The story changed significantly in the following weeks. The planning document charts my course towards sharper conflict, then the major decision to move the story into historical fiction. Paging through my plans, I see the thought processes laid bare, but also the fits and starts and frustrations that I pecked out on the keyboard as a way to pass the time. The birthing of a story is inelegant. It is a swamp where it is easy to get stuck. Sometimes for weeks at a time, I am mired in the planning stage, seeking that new idea that will set me free.
Eventually, I completed the story, and then, later, I reworked it in light of my growing consciousness of anti-racism, working with the amazing poet Chavonn Williams Shen as a sensitivity reader. That part of the story’s journey I have written about in this post, and if you are interested in learning about how fiction writers might approach social justice work in our writing, especially when we write characters with different identities to our own, I encourage you to read it.

I sit now in another period of planning, for the writing project I’ve been crafting since November. I have reached a turning point, and from here on out, I have only the vaguest plans.
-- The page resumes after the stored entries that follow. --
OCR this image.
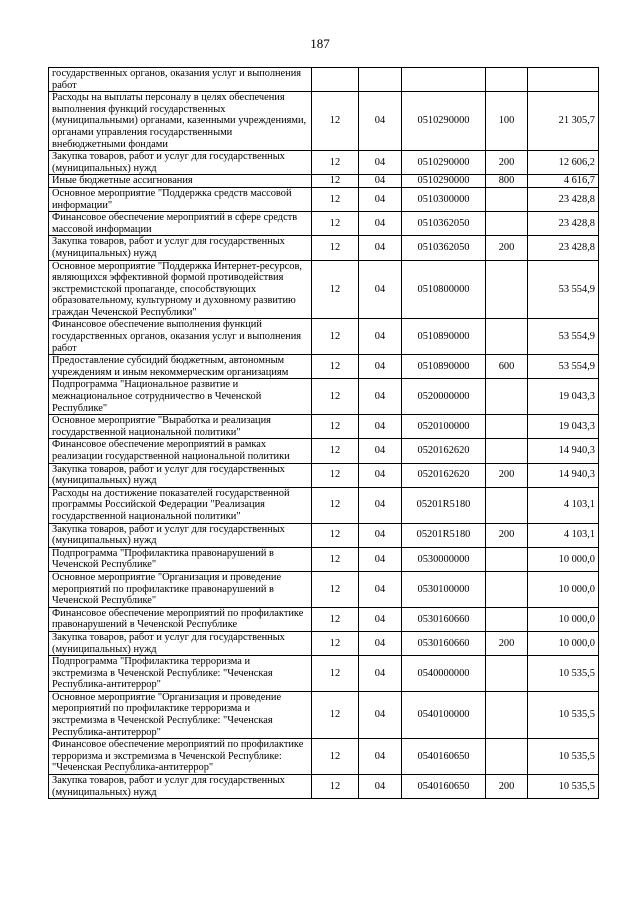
187
государственных органов, оказания услуг и выполнения работ					
Расходы на выплаты персоналу в целях обеспечения выполнения функций государственных (муниципальными) органами, казенными учреждениями, органами управления государственными внебюджетными фондами	12	04	0510290000	100	21 305,7
Закупка товаров, работ и услуг для государственных (муниципальных) нужд	12	04	0510290000	200	12 606,2
Иные бюджетные ассигнования	12	04	0510290000	800	4 616,7
Основное мероприятие "Поддержка средств массовой информации"	12	04	0510300000		23 428,8
Финансовое обеспечение мероприятий в сфере средств массовой информации	12	04	0510362050		23 428,8
Закупка товаров, работ и услуг для государственных (муниципальных) нужд	12	04	0510362050	200	23 428,8
Основное мероприятие "Поддержка Интернет-ресурсов, являющихся эффективной формой противодействия экстремистской пропаганде, способствующих образовательному, культурному и духовному развитию граждан Чеченской Республики"	12	04	0510800000		53 554,9
Финансовое обеспечение выполнения функций государственных органов, оказания услуг и выполнения работ	12	04	0510890000		53 554,9
Предоставление субсидий бюджетным, автономным учреждениям и иным некоммерческим организациям	12	04	0510890000	600	53 554,9
Подпрограмма "Национальное развитие и межнациональное сотрудничество в Чеченской Республике"	12	04	0520000000		19 043,3
Основное мероприятие "Выработка и реализация государственной национальной политики"	12	04	0520100000		19 043,3
Финансовое обеспечение мероприятий в рамках реализации государственной национальной политики	12	04	0520162620		14 940,3
Закупка товаров, работ и услуг для государственных (муниципальных) нужд	12	04	0520162620	200	14 940,3
Расходы на достижение показателей государственной программы Российской Федерации "Реализация государственной национальной политики"	12	04	05201R5180		4 103,1
Закупка товаров, работ и услуг для государственных (муниципальных) нужд	12	04	05201R5180	200	4 103,1
Подпрограмма "Профилактика правонарушений в Чеченской Республике"	12	04	0530000000		10 000,0
Основное мероприятие "Организация и проведение мероприятий по профилактике правонарушений в Чеченской Республике"	12	04	0530100000		10 000,0
Финансовое обеспечение мероприятий по профилактике правонарушений в Чеченской Республике	12	04	0530160660		10 000,0
Закупка товаров, работ и услуг для государственных (муниципальных) нужд	12	04	0530160660	200	10 000,0
Подпрограмма "Профилактика терроризма и экстремизма в Чеченской Республике: "Чеченская Республика-антитеррор"	12	04	0540000000		10 535,5
Основное мероприятие "Организация и проведение мероприятий по профилактике терроризма и экстремизма в Чеченской Республике: "Чеченская Республика-антитеррор"	12	04	0540100000		10 535,5
Финансовое обеспечение мероприятий по профилактике терроризма и экстремизма в Чеченской Республике: "Чеченская Республика-антитеррор"	12	04	0540160650		10 535,5
Закупка товаров, работ и услуг для государственных (муниципальных) нужд	12	04	0540160650	200	10 535,5
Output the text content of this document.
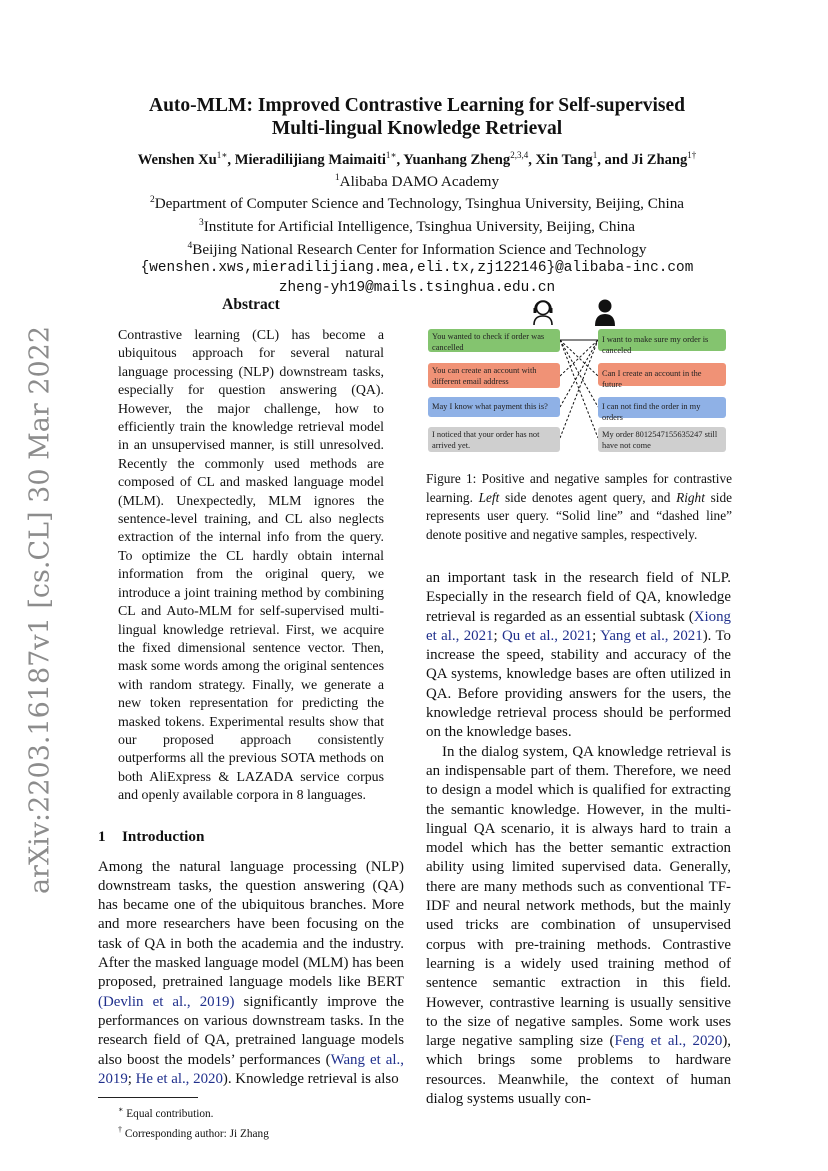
arXiv:2203.16187v1 [cs.CL] 30 Mar 2022
Auto-MLM: Improved Contrastive Learning for Self-supervised
Multi-lingual Knowledge Retrieval
Wenshen $Xu^{1∗}$, Mieradilijiang Maimaiti$^{1∗}$, Yuanhang Zheng$^{2,3,4}$, Xin Tang$^1$, and Ji Zhang$^{1\dagger}$
$^1$Alibaba DAMO Academy
$^2$Department of Computer Science and Technology, Tsinghua University, Beijing, China
$^3$Institute for Artificial Intelligence, Tsinghua University, Beijing, China
$^4$Beijing National Research Center for Information Science and Technology
{wenshen.xws,mieradilijiang.mea,eli.tx,zj122146}@alibaba-inc.com
zheng-yh19@mails.tsinghua.edu.cn
Abstract

Contrastive learning (CL) has become a ubiquitous approach for several natural language processing (NLP) downstream tasks, especially for question answering (QA). However, the major challenge, how to efficiently train the knowledge retrieval model in an unsupervised manner, is still unresolved. Recently the commonly used methods are composed of CL and masked language model (MLM). Unexpectedly, MLM ignores the sentence-level training, and CL also neglects extraction of the internal info from the query. To optimize the CL hardly obtain internal information from the original query, we introduce a joint training method by combining CL and Auto-MLM for self-supervised multi-lingual knowledge retrieval. First, we acquire the fixed dimensional sentence vector. Then, mask some words among the original sentences with random strategy. Finally, we generate a new token representation for predicting the masked tokens. Experimental results show that our proposed approach consistently outperforms all the previous SOTA methods on both AliExpress & LAZADA service corpus and openly available corpora in 8 languages.

1 Introduction

Among the natural language processing (NLP) downstream tasks, the question answering (QA) has became one of the ubiquitous branches. More and more researchers have been focusing on the task of QA in both the academia and the industry. After the masked language model (MLM) has been proposed, pretrained language models like BERT (Devlin et al., 2019) significantly improve the performances on various downstream tasks. In the research field of QA, pretrained language models also boost the models’ performances (Wang et al., 2019; He et al., 2020). Knowledge retrieval is also

∗ Equal contribution.
† Corresponding author: Ji Zhang
You wanted to check if order was cancelled
You can create an account with different email address
May I know what payment this is?
I noticed that your order has not arrived yet.
I want to make sure my order is canceled
Can I create an account in the future
I can not find the order in my orders
My order 8012547155635247 still have not come
Figure 1: Positive and negative samples for contrastive learning. Left side denotes agent query, and Right side represents user query. “Solid line” and “dashed line” denote positive and negative samples, respectively.

an important task in the research field of NLP. Especially in the research field of QA, knowledge retrieval is regarded as an essential subtask (Xiong et al., 2021; Qu et al., 2021; Yang et al., 2021). To increase the speed, stability and accuracy of the QA systems, knowledge bases are often utilized in QA. Before providing answers for the users, the knowledge retrieval process should be performed on the knowledge bases.

In the dialog system, QA knowledge retrieval is an indispensable part of them. Therefore, we need to design a model which is qualified for extracting the semantic knowledge. However, in the multi-lingual QA scenario, it is always hard to train a model which has the better semantic extraction ability using limited supervised data. Generally, there are many methods such as conventional TF-IDF and neural network methods, but the mainly used tricks are combination of unsupervised corpus with pre-training methods. Contrastive learning is a widely used training method of sentence semantic extraction in this field. However, contrastive learning is usually sensitive to the size of negative samples. Some work uses large negative sampling size (Feng et al., 2020), which brings some problems to hardware resources. Meanwhile, the context of human dialog systems usually con-
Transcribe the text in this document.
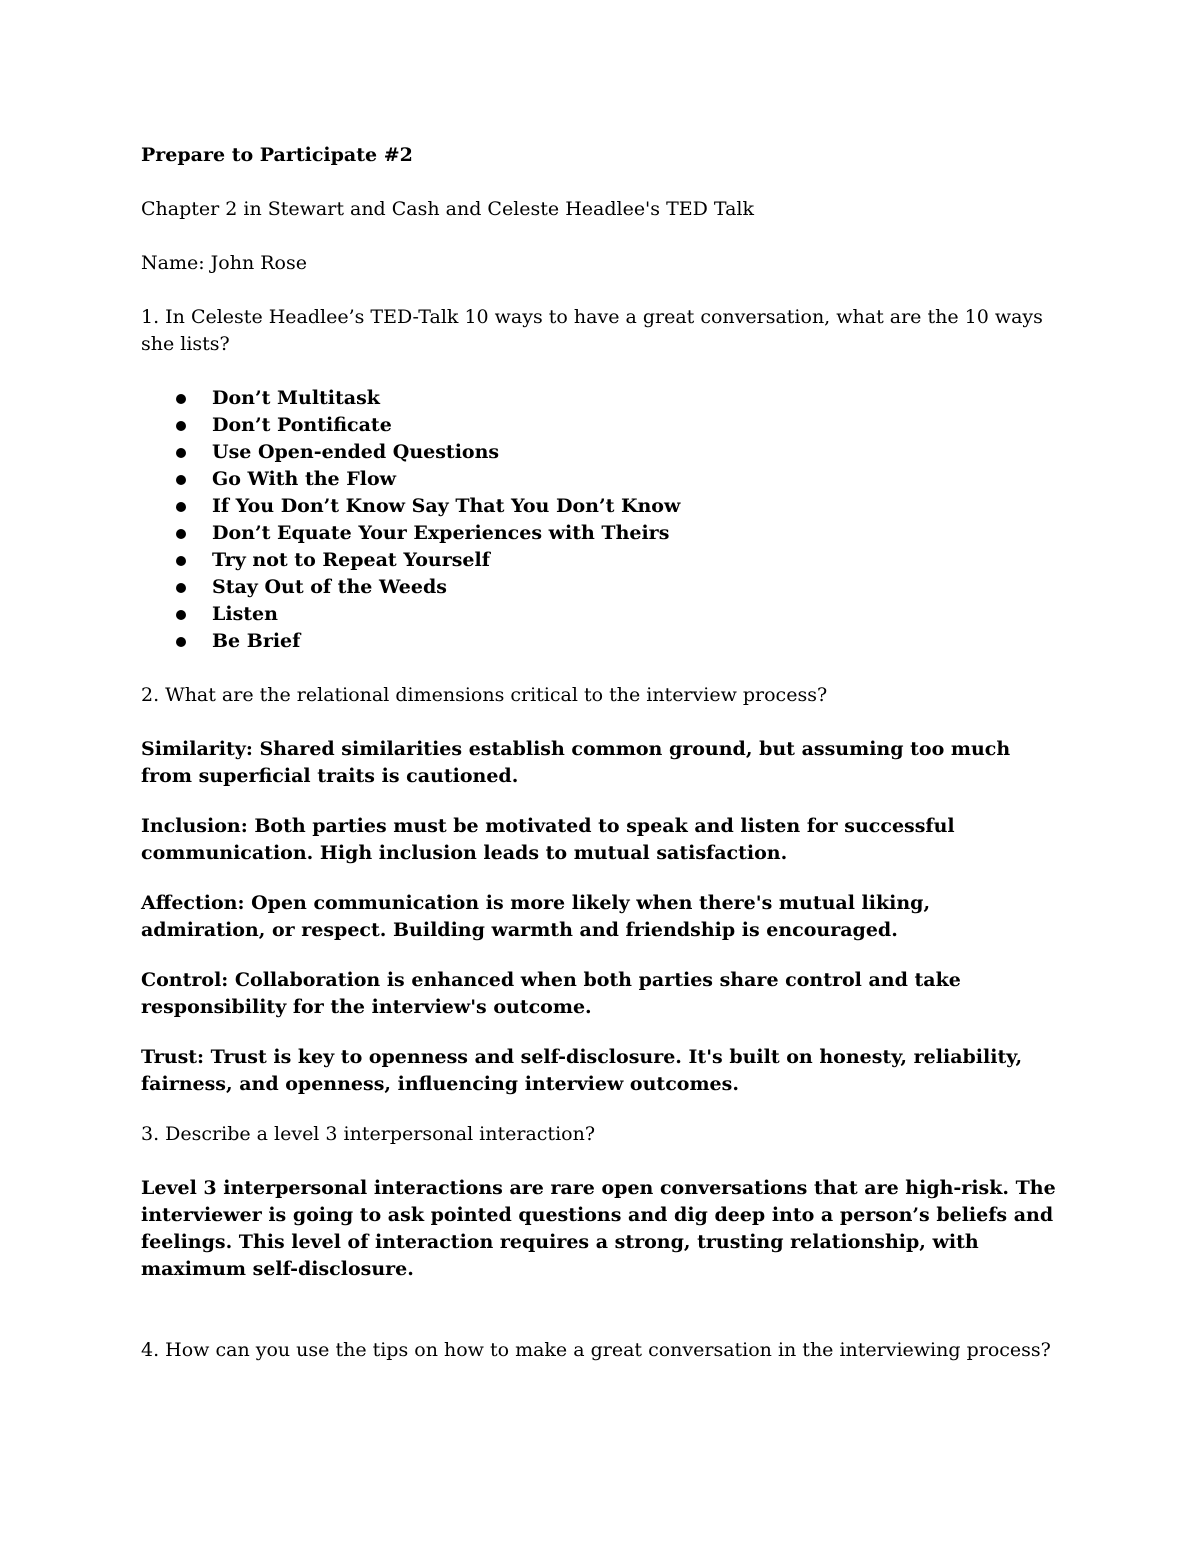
Prepare to Participate #2

Chapter 2 in Stewart and Cash and Celeste Headlee's TED Talk

Name: John Rose

1. In Celeste Headlee’s TED-Talk 10 ways to have a great conversation, what are the 10 ways she lists?

Don’t Multitask
Don’t Pontificate
Use Open-ended Questions
Go With the Flow
If You Don’t Know Say That You Don’t Know
Don’t Equate Your Experiences with Theirs
Try not to Repeat Yourself
Stay Out of the Weeds
Listen
Be Brief

2. What are the relational dimensions critical to the interview process?

Similarity: Shared similarities establish common ground, but assuming too much from superficial traits is cautioned.

Inclusion: Both parties must be motivated to speak and listen for successful communication. High inclusion leads to mutual satisfaction.

Affection: Open communication is more likely when there's mutual liking, admiration, or respect. Building warmth and friendship is encouraged.

Control: Collaboration is enhanced when both parties share control and take responsibility for the interview's outcome.

Trust: Trust is key to openness and self-disclosure. It's built on honesty, reliability, fairness, and openness, influencing interview outcomes.

3. Describe a level 3 interpersonal interaction?

Level 3 interpersonal interactions are rare open conversations that are high-risk. The interviewer is going to ask pointed questions and dig deep into a person’s beliefs and feelings. This level of interaction requires a strong, trusting relationship, with maximum self-disclosure.

4. How can you use the tips on how to make a great conversation in the interviewing process?
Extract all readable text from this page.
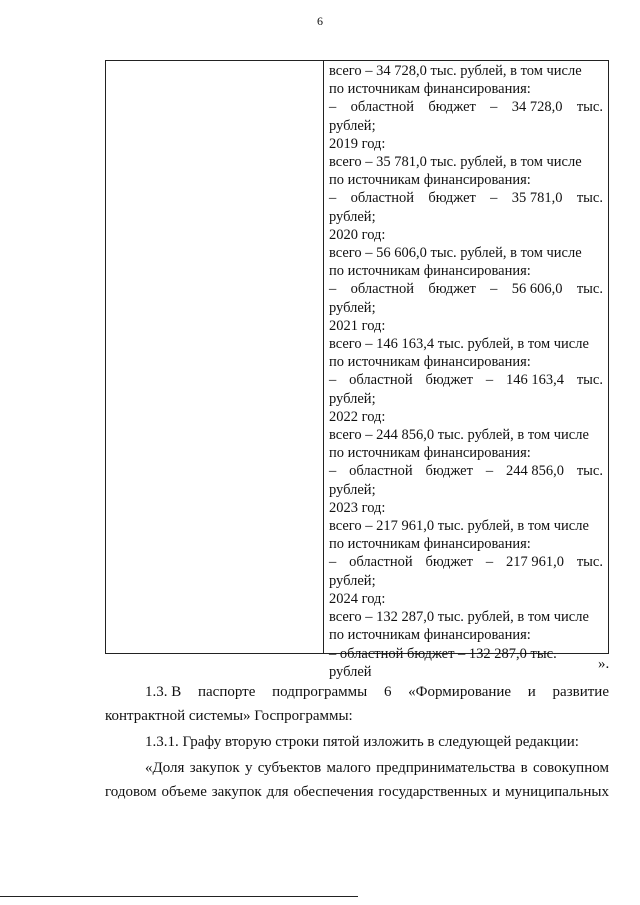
6
всего – 34 728,0 тыс. рублей, в том числе
по источникам финансирования:
– областной бюджет – 34 728,0 тыс.
рублей;
2019 год:
всего – 35 781,0 тыс. рублей, в том числе
по источникам финансирования:
– областной бюджет – 35 781,0 тыс.
рублей;
2020 год:
всего – 56 606,0 тыс. рублей, в том числе
по источникам финансирования:
– областной бюджет – 56 606,0 тыс.
рублей;
2021 год:
всего – 146 163,4 тыс. рублей, в том числе
по источникам финансирования:
– областной бюджет – 146 163,4 тыс.
рублей;
2022 год:
всего – 244 856,0 тыс. рублей, в том числе
по источникам финансирования:
– областной бюджет – 244 856,0 тыс.
рублей;
2023 год:
всего – 217 961,0 тыс. рублей, в том числе
по источникам финансирования:
– областной бюджет – 217 961,0 тыс.
рублей;
2024 год:
всего – 132 287,0 тыс. рублей, в том числе
по источникам финансирования:
– областной бюджет – 132 287,0 тыс.
рублей	».
1.3. В паспорте подпрограммы 6 «Формирование и развитие
контрактной системы» Госпрограммы:
1.3.1. Графу вторую строки пятой изложить в следующей редакции:
«Доля закупок у субъектов малого предпринимательства в совокупном
годовом объеме закупок для обеспечения государственных и муниципальных
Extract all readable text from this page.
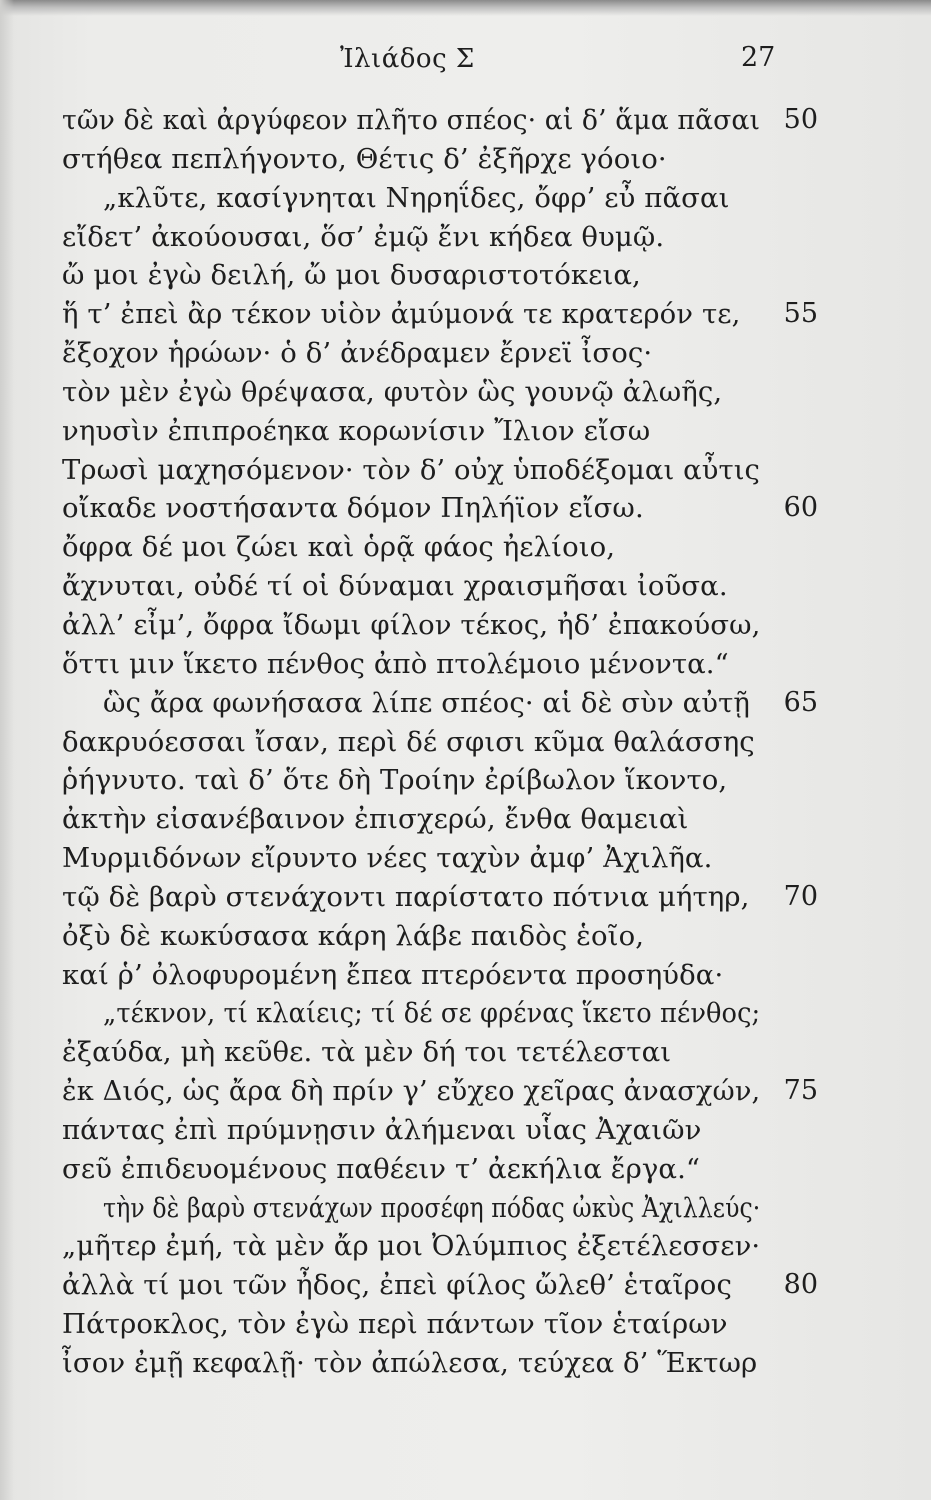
Ἰλιάδος Σ	27
τῶν δὲ καὶ ἀργύφεον πλῆτο σπέος· αἱ δ’ ἅμα πᾶσαι 50
στήθεα πεπλήγοντο, Θέτις δ’ ἐξῆρχε γόοιο·
„κλῦτε, κασίγνηται Νηρηΐδες, ὄφρ’ εὖ πᾶσαι
εἴδετ’ ἀκούουσαι, ὅσ’ ἐμῷ ἔνι κήδεα θυμῷ.
ὤ μοι ἐγὼ δειλή, ὤ μοι δυσαριστοτόκεια,
ἥ τ’ ἐπεὶ ἂρ τέκον υἱὸν ἀμύμονά τε κρατερόν τε, 55
ἔξοχον ἡρώων· ὁ δ’ ἀνέδραμεν ἔρνεϊ ἶσος·
τὸν μὲν ἐγὼ θρέψασα, φυτὸν ὣς γουνῷ ἀλωῆς,
νηυσὶν ἐπιπροέηκα κορωνίσιν Ἴλιον εἴσω
Τρωσὶ μαχησόμενον· τὸν δ’ οὐχ ὑποδέξομαι αὖτις
οἴκαδε νοστήσαντα δόμον Πηλήϊον εἴσω.	60
ὄφρα δέ μοι ζώει καὶ ὁρᾷ φάος ἠελίοιο,
ἄχνυται, οὐδέ τί οἱ δύναμαι χραισμῆσαι ἰοῦσα.
ἀλλ’ εἶμ’, ὄφρα ἴδωμι φίλον τέκος, ἠδ’ ἐπακούσω,
ὅττι μιν ἵκετο πένθος ἀπὸ πτολέμοιο μένοντα.“
ὣς ἄρα φωνήσασα λίπε σπέος· αἱ δὲ σὺν αὐτῇ 65
δακρυόεσσαι ἴσαν, περὶ δέ σφισι κῦμα θαλάσσης
ῥήγνυτο. ταὶ δ’ ὅτε δὴ Τροίην ἐρίβωλον ἵκοντο,
ἀκτὴν εἰσανέβαινον ἐπισχερώ, ἔνθα θαμειαὶ
Μυρμιδόνων εἴρυντο νέες ταχὺν ἀμφ’ Ἀχιλῆα.
τῷ δὲ βαρὺ στενάχοντι παρίστατο πότνια μήτηρ, 70
ὀξὺ δὲ κωκύσασα κάρη λάβε παιδὸς ἑοῖο,
καί ῥ’ ὀλοφυρομένη ἔπεα πτερόεντα προσηύδα·
„τέκνον, τί κλαίεις; τί δέ σε φρένας ἵκετο πένθος;
ἐξαύδα, μὴ κεῦθε. τὰ μὲν δή τοι τετέλεσται
ἐκ Διός, ὡς ἄρα δὴ πρίν γ’ εὔχεο χεῖρας ἀνασχών, 75
πάντας ἐπὶ πρύμνῃσιν ἀλήμεναι υἷας Ἀχαιῶν
σεῦ ἐπιδευομένους παθέειν τ’ ἀεκήλια ἔργα.“
τὴν δὲ βαρὺ στενάχων προσέφη πόδας ὠκὺς Ἀχιλλεύς·
„μῆτερ ἐμή, τὰ μὲν ἄρ μοι Ὀλύμπιος ἐξετέλεσσεν·
ἀλλὰ τί μοι τῶν ἦδος, ἐπεὶ φίλος ὤλεθ’ ἑταῖρος 80
Πάτροκλος, τὸν ἐγὼ περὶ πάντων τῖον ἑταίρων
ἶσον ἐμῇ κεφαλῇ· τὸν ἀπώλεσα, τεύχεα δ’ Ἕκτωρ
It’s been a week. I’m not sure that I’m getting anywhere, and my monthly writing goal for May is ticking away.
So I am trying to remember that this is the process that has brought me to stories that I am proud of, this weaving, fretting, stopping, rereading, moping, grasping–I’ll get there.
This weekend, I have been participating in a two-day kayak course with students, getting basic training so that I can take others out on trips on the fjord. It is freezing. Today, there was rain and hail and just a teasing bit of sun. I was alright until we tipped into the water, to practice helping one another get back into our boats. The water is 4°C (39°F) from residual snowmelt. I don’t think I have ever been so cold in my life. But of course it is worth it. Seeing the water from that low angle, distant mountains illuminated fiercely through wandering clouds, the million expanding rings as the hail slams down into the water–there is something marvelous about the inability to go inside when the weather throws itself at you. You just have to watch it. It really is weather, atmosphere, motion. A few hours later now, my fingers have loosened up enough to type the last part of this post.
Thanks for stopping by, and best wishes for the week ahead. Keep writing.